Dans la gare de Mwene Ditu, au Kasaï-Central, l’odeur de la détresse se mêle à la poussière des rails. Une centaine de passagers du train New Express Diamant Béton, exploité par la Société nationale des chemins de fer du Congo (SNCC), vivent un calvaire depuis près d’une semaine. Bloqués à 130 km de Mbuji-Mayi, ces voyageurs, dont de nombreux enfants, dorment à même le sol, sous un ciel indifférent. « Nous sommes traités comme des invisibles », lance Jean*, un père de famille épuisé, les yeux rivés sur des rails qui ne mènent nulle part.
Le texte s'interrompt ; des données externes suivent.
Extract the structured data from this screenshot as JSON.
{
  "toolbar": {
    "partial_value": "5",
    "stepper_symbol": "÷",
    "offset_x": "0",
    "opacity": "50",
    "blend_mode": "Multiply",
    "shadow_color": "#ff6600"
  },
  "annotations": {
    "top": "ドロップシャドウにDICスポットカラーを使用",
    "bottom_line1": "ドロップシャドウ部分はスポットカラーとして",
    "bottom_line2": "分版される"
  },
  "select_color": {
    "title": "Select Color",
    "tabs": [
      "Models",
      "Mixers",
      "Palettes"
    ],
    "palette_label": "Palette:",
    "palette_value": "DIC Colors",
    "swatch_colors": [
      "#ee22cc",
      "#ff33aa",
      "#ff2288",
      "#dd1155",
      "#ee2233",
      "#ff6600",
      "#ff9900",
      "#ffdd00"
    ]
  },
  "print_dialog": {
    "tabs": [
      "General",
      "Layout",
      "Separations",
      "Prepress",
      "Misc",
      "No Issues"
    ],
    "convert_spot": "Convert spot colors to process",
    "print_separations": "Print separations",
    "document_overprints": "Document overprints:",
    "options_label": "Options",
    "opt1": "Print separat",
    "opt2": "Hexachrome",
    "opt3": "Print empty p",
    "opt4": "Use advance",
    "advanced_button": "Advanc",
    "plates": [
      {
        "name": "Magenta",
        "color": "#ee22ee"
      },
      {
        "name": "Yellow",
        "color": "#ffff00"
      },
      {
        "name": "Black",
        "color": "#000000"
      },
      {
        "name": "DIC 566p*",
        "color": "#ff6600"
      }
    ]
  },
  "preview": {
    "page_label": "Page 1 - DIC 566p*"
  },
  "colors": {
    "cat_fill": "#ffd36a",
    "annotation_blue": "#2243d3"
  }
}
Le drame a commencé avec un déraillement à Kalule Nord, dans le Haut-Katanga, selon des sources locales. Pour ces Congolais partis de Mbuji-Mayi ou Kabinda, destination Haut-Katanga ou Haut-Lomami, le voyage s’est transformé en piège. La SNCC propose-t-elle des solutions à la hauteur de l’urgence ? Les promesses de départ fixées au 20 avril se sont évaporées, remplacées par une offre de transfert jusqu’à Luena, laissant les voyageurs livrés à eux-mêmes. « Et après Luena ? Qui paiera notre survie ? », interroge Marie*, une commerçante en route pour Kamina.
Le quotidien des bloqués ressemble à un inventaire de l’absurde : 500 francs congolais pour accéder aux toilettes, de l’eau à acheter pour cuisiner ou se laver, aucune prise en charge médicale signalée. Pendant ce temps, la SNCC aurait procédé à des remboursements pour certains billets. Mais comment expliquer cette gestion à deux vitesses ? La société ferroviaire, pilier des actualités économiques RDC, semble naviguer en eaux troubles, entre héritage colonial et défis logistiques contemporains.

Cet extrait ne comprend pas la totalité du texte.